You mostly won’t. There’s usually no dashboard, no slick interface, no moving dials. This confuses a lot of beginners, because we’re used to software having a face.
You “see” an agent through what it produces. Files it writes. Messages it sends you. Things it prints in the terminal. Tasks it finishes or fails at. You can build a dashboard later if you want one (I eventually did), but on day one the agent is invisible except for its outputs.
How do you talk to it?
My agent has four channels now: email, Discord, iMessage, and a task app I built for it called WizBoard. That’s way more than a beginner needs. You need one channel, and whatever you already use for anything else is a fine pick.
The easiest first channel is the terminal on your own laptop. You type a message. It responds. That’s the whole interface. It looks ugly. It’s also the most powerful setup you can have for learning, because every other interface is just a fancy wrapper around that same loop.
3. What you need to begin
Before any code, before any chat, here’s the kit.
3.1. A machine
Your laptop is fine. Any laptop. Mac, Linux, Windows, all fine. If it can run a browser and a text editor, it can run your first agent. Don’t buy anything new.

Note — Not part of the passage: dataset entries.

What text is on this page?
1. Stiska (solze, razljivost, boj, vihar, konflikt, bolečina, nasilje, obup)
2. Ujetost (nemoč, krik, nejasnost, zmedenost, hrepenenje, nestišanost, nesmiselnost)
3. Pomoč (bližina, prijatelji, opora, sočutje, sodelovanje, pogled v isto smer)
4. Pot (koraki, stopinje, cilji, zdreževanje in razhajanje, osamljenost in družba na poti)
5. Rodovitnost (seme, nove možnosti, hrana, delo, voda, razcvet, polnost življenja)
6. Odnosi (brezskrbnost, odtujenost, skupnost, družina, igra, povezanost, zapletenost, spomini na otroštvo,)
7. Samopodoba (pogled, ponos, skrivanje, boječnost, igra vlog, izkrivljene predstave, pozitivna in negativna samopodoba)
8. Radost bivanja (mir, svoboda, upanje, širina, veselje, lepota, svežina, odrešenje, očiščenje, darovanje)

Later on, if you want your agent to keep working while you sleep or while you’re away from your desk, you’ll eventually graduate to something that stays on. I wrote about what that migration looked like for me, and it wasn’t hard. Although it matters eventually, it’s a month-three problem, not a day-one problem.
3.2. A subscription (or API access)
Let me be direct about this part, because I don’t see it spelled out often enough in beginner guides.
Free tiers aren’t enough. They cap you out fast, and you’ll spend your first afternoon hitting rate limits instead of learning. This is the wrong place to save money.
A $20 per month tier is your floor. Claude Pro, ChatGPT Plus, or the equivalent from whichever provider you pick. That tier is genuinely enough to build a simple first agent and get it working. You won’t love it forever, but it’s more than enough to start.
Power users run more than that. I pay for multiple subscriptions and for API usage on top. My bill isn’t small. That’s a months-from-now problem. Don’t worry about it yet.
Like, think of the $20 as a gym membership. It’s the cost of learning the skill. And honestly, it’s one of the cheapest upgrades to your toolkit you’ll ever make, so don’t flinch at it.
3.3. A harness (the tool you actually work with)
“Harness” is the word I use for the tool you sit in front of while building. There are four honest options, and all of them work:
Claude Code. A terminal-based tool from Anthropic. This is what I use most days. Deep file access, built for serious building. Power user territory, but approachable.
Claude Cowork. Also from Anthropic. A built-in cloud app that runs Claude in an agent loop without you ever touching a terminal. If the word “terminal” already makes you nervous, this is probably where you should start. It’s genuinely good enough to build your first real agent in, and you can always graduate to Claude Code later.
Codex (or the equivalent from another provider). Same category as Claude Code, different flavor.
A plain AI chat like Claude.ai or ChatGPT in your browser. Yes, you can genuinely start here. You’ll be copy-pasting more, but it works completely.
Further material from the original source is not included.